July 22, 2013

Commodities Snapshot

A background overview of the major commodity markets.

With so much attention on commodity markets (namely Oil and Gold prices), over the past few months, it can be easy to overlook the broader Commodity space - markets such as Platinum, Copper, Coal or Natural Gas as just a few examples. All commodities are correlated, and the strength of those correlations tends to fluctuate in the same way normal prices do. Some of those correlations are caused by geographical or political factors such as China's consumption growth. Others are caused by economic factors such as the pricing of most commodities in US dollars. In the Middle-East for example, geo-political themes ebb and flow like a market in themselves – recent civil unrest in Egypt for example, has been a catalyst for oil prices to rise from $95 per barrel to over $108 today. Commodity price spikes tend to occur on fears of supply delivery or inventory shortage – the demand side is rarely to blame directly.

The charts below illustrate where the major commodities come from (production source), where they go (consumption destination) and for what they are used for (allocation).

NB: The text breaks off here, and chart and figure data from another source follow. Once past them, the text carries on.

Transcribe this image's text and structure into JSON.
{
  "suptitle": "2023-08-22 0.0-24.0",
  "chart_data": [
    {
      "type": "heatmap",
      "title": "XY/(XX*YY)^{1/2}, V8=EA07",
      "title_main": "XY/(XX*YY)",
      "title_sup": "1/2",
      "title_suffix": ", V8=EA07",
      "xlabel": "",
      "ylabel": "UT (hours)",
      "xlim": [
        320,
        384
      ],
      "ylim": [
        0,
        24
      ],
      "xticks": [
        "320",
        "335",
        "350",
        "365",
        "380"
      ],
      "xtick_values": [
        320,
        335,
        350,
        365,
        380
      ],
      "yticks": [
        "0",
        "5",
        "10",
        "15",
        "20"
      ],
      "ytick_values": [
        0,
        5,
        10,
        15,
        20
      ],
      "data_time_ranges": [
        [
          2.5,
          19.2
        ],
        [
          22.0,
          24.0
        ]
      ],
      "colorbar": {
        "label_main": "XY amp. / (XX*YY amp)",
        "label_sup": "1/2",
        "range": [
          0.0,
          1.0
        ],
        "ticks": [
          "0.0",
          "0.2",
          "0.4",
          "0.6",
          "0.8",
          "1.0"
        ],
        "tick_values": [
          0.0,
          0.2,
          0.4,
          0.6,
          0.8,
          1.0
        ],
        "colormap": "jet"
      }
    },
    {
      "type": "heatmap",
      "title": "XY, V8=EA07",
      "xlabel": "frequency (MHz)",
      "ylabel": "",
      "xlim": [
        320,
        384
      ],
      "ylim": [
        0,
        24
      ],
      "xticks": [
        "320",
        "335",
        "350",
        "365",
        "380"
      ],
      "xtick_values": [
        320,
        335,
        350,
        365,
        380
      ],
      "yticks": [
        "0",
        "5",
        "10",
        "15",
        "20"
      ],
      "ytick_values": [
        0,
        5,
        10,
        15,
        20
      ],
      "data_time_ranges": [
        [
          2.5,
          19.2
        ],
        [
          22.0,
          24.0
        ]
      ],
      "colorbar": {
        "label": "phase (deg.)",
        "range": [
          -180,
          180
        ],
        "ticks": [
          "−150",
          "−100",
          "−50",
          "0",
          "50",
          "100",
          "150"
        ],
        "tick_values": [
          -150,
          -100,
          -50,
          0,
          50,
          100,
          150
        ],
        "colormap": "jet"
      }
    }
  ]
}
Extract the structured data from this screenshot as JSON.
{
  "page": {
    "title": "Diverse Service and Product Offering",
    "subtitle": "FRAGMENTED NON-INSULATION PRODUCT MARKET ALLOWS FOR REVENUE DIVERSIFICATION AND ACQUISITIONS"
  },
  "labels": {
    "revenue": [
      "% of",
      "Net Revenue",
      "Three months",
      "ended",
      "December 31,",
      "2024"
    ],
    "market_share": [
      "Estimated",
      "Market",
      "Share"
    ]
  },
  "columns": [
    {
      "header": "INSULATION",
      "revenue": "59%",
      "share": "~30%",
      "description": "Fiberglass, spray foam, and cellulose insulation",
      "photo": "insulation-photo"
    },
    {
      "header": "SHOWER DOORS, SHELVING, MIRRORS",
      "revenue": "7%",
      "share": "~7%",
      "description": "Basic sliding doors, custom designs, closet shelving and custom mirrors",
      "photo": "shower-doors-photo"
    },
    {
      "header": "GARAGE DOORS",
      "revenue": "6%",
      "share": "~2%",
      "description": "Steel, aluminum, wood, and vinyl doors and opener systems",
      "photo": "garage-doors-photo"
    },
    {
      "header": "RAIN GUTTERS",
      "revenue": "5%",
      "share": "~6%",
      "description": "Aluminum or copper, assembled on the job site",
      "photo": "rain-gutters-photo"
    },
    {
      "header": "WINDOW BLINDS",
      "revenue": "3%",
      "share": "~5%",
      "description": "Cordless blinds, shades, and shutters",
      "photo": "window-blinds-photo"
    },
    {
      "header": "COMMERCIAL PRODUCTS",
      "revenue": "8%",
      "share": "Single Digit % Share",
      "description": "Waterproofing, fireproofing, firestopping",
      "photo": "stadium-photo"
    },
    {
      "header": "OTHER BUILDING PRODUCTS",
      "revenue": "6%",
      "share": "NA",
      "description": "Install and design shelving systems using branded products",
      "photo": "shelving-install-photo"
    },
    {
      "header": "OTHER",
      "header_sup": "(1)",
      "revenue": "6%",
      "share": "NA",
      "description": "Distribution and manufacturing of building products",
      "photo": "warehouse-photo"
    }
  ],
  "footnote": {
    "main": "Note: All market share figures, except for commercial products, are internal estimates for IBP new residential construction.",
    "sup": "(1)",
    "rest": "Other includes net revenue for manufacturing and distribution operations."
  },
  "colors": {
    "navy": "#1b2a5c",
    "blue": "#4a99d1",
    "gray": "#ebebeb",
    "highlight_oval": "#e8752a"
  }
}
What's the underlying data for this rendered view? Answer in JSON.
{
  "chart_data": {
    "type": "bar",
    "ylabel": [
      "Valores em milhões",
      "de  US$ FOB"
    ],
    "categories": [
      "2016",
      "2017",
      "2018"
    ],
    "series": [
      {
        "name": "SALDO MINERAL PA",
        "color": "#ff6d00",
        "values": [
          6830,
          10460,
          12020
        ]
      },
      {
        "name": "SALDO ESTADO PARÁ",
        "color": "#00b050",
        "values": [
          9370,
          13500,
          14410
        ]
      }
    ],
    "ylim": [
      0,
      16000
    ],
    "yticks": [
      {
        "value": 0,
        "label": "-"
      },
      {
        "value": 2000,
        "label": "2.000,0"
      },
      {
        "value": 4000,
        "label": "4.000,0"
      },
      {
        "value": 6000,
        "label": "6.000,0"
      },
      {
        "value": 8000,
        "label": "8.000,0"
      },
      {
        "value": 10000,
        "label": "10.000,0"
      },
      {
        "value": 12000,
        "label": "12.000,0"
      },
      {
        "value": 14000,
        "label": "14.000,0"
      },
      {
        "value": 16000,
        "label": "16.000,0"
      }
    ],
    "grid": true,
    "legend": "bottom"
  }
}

China is both a large producer and large consumer – clearly, a fall in either aggregate Chinese demand or supply will affect the broader commodity markets given their correlations. But which commodities are worth most attention and are most at risk from severe declines if China happens to slow its production and demand? Its likely to be the commodities that have the highest levels of inventory and stored reserves while the commodities with the least will probably remain fairly reslient to broader commodity market declines and fall by less than the rest.



The major consumers of global commodities are China and the US. China is now by far a larger consumer of all commodities compared to the U.S. Its worth noting that 10-15 years ago, their positions were reversed. China has become the world's growth engine - in commodities. China consumes 80% of the world's aluminium, 85% of the world's tin and 60% of the world's zinc.



Commodity allocation shows that the majority of commodities are utilised in transport and construction. Even in the case of oil, 80% of all oil production goes into transportation. In the case of coal, over 90% of coal is used to power electric power stations - with urban populations rising across the World, demand for electricity is also expected to continue to rise. Despite being one of the most environmentally inefficient commodities, coal could be a commodity that remains resilient if Chinese demand slows significantly and rise faster than expected if China continues its >7% rate of growth.

All commodities are different, yet they are all correlated to a degree. By looking at the specific details of each commodity such as inventory size, production levels, demand location, industry allocation and so on, investors can derive good hedges against severe market volatility and potentially, as a hedge against inflation given the historic tendency for commodity prices to spike higher when widespread shortages occur.